Dentre as alterações, operadas no âmbito processual, destacam-se as modificações pontuais que foram realizadas no sistema recursal trabalhista, a saber: a) introdução de novo requisito de admissibilidade do recurso de revista quando o recorrente suscitar preliminar de nulidade de julgado por negativa de prestação jurisdicional (art. 896, §1˚-A, IV); b) revogação dos dispositivos que tratam do incidente de uniformização de jurisprudência – IUJ (§§ 3˚ a 6˚ do art. 896); c) poder de o relator negar, monocraticamente, seguimento a recurso de revista na ausência de pressuposto extrínseco ou intrínseco de admissibilidade (art. 896, §14); d) regulamentação da transcendência para viabilizar o trânsito do recurso de revista (art. 896-A da CLT); e) novas regras para recolhimento do depósito recursal (art. 899, §§ 4˚, 9˚/11˚).

Em síntese, as mudanças giram em torno do recurso de revista e do depósito recursal.

Sobre estes pontos, passa-se a discorrer brevemente.

2. ALTERAÇÕES NO ART. 896 DA CLT: RECURSO DE REVISTA

A primeira alteração promovida pela Lei n˚ 13.467/2017 no art. 896 foi o acréscimo do inciso IV ao §1˚-A, introduzindo mais um pressuposto extrínseco de admissibilidade ao recurso de revista, quando arguir preliminar de nulidade por negativa de prestação jurisdicional.

Assim, caberá ao recorrente transcrever na peça recursal o trecho dos embargos declaratórios em que foi requerido o pronunciamento explícito do regional a respeito das questões veiculadas no recurso ordinário e o excerto da respectiva decisão que rejeitou os embargos.

Isso quer dizer que não basta a parte simplesmente embargar de declaração para provocar o pronunciamento de questões que, se liminarmente rejeitadas pelo TRT sem o devido enfrentamento, ensejarão a nulidade por negativa de prestação jurisdicional; ela deve demonstrar objetivamente, no seu recurso de revista, a recalcitrância do tribunal de analisar a matéria.

O propósito é verificar, de plano, a ocorrência de nulidade por negativa de prestação jurisdicional a partir da análise do recurso de revista, sem a necessidade de examinar os acórdãos regionais proferidos em sede de recurso ordinário e de embargos de declaração, respectivamente.

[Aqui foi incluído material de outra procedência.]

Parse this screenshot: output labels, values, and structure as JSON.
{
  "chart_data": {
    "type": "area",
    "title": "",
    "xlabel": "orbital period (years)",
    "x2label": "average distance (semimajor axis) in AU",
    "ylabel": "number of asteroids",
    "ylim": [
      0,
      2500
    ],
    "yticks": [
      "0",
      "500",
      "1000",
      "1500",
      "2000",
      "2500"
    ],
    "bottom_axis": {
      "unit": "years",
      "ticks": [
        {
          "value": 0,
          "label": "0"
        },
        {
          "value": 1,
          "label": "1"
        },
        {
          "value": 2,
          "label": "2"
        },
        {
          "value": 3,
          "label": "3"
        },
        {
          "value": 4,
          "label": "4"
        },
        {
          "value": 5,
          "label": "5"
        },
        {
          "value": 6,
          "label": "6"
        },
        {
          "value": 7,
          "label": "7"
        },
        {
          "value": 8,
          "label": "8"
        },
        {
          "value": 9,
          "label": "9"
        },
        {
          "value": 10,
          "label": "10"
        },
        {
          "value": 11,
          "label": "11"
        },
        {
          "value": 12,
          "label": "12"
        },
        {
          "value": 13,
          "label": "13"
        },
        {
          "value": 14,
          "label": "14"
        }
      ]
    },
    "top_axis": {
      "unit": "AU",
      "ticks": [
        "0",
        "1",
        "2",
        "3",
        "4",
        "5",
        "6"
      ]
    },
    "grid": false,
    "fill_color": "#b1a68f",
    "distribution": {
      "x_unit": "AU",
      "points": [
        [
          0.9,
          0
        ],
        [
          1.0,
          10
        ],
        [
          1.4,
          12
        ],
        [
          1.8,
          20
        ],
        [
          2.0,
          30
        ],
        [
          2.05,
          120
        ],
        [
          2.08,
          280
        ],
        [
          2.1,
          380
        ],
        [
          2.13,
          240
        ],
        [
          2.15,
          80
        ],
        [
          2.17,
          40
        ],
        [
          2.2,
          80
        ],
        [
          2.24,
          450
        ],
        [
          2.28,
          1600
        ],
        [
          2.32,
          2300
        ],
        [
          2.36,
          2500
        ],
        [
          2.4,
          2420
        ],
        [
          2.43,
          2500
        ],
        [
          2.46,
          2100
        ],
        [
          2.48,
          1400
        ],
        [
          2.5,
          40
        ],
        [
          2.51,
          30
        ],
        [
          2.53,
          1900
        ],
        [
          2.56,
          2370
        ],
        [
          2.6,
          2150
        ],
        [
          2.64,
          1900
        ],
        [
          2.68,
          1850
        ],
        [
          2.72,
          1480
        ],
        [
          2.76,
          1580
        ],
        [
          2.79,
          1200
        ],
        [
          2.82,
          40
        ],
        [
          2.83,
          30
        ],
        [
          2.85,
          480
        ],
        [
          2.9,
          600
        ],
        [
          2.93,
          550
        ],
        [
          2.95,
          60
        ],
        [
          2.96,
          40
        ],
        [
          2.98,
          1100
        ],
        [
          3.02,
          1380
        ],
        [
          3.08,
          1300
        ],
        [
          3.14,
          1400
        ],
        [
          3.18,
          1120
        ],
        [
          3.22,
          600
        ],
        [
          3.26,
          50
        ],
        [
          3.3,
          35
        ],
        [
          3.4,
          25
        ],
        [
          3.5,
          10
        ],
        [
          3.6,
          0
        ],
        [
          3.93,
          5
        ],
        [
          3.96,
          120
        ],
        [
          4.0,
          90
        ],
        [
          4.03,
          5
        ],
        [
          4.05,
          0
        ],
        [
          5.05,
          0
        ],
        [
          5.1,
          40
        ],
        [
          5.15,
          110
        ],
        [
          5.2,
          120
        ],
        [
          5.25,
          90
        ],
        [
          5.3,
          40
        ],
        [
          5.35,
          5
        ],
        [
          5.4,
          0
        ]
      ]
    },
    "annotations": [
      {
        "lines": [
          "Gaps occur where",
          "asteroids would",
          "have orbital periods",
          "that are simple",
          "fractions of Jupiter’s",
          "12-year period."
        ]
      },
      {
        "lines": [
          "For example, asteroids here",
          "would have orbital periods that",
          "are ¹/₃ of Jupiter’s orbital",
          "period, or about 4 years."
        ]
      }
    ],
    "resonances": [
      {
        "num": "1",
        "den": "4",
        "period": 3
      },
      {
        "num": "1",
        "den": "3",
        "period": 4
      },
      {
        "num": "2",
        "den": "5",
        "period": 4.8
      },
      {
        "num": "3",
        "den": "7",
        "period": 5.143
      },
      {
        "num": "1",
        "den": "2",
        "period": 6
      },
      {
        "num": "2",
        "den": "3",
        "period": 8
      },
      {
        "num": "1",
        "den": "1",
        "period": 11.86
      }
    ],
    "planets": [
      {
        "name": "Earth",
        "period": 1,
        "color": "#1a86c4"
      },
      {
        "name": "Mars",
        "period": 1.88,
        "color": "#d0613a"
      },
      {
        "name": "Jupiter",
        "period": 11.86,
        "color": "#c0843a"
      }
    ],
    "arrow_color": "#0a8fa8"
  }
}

A exigência da lei segue a mesma diretriz que foi adotada pelo inciso I do §1˚-A do art. 896 da CLT, acrescentado pela Lei n˚ 13.015/2014, que instituiu o dever (ônus) de o recorrente indicar o trecho da decisão recorrida que consubstancia o efetivo prequestionamento.

Outra novidade da Lei n˚ 13.467/2017, e que apresenta uma significativa mudança ao procedimento recentemente trazido pela Lei n˚ 13.015/2014, foi a revogação do incidente de uniformização de jurisprudência estabelecido no âmbito dos tribunais regionais (§§ 3˚/6˚ do art. 896).

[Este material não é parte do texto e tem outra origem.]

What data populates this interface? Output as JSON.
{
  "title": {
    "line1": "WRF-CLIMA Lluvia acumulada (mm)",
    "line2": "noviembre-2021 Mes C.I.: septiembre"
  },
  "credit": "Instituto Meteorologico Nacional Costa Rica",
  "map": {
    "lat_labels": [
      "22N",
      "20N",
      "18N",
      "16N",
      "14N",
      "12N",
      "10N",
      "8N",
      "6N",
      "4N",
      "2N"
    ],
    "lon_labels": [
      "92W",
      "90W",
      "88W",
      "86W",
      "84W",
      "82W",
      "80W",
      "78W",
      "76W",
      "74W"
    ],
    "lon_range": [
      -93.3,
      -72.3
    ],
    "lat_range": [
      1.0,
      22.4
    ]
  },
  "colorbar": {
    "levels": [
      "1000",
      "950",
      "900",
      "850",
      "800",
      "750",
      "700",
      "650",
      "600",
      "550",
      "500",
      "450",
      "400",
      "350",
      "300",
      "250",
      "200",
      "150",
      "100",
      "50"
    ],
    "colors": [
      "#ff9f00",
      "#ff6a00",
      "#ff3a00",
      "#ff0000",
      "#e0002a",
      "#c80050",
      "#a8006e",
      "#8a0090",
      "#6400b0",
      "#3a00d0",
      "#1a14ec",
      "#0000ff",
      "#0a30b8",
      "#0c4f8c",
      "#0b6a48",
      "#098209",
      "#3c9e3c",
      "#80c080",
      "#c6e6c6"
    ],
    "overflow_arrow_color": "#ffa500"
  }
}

O Incidente de Uniformização de Jurisprudência (IUJ) era regido pelo CPC de 1973 e regulamentado pelos regimentos internos dos tribunais, sendo aplicado supletivamente à CLT.

Entretanto, era um instituto de pouca efetividade no âmbito trabalhista, utilizado em raras oportunidades pelos advogados ou mesmo pelos órgãos judiciais, de modo que não cumpria o seu papel de estabilizar a jurisprudência dos regionais e garantir maior segurança jurídica.

O CPC de 2015 revogou o IUJ e o substituiu por dois novos incidentes (IRDR e IAC), motivo pelo qual não é mais possível a sua incidência no âmbito do Direito Processual Civil.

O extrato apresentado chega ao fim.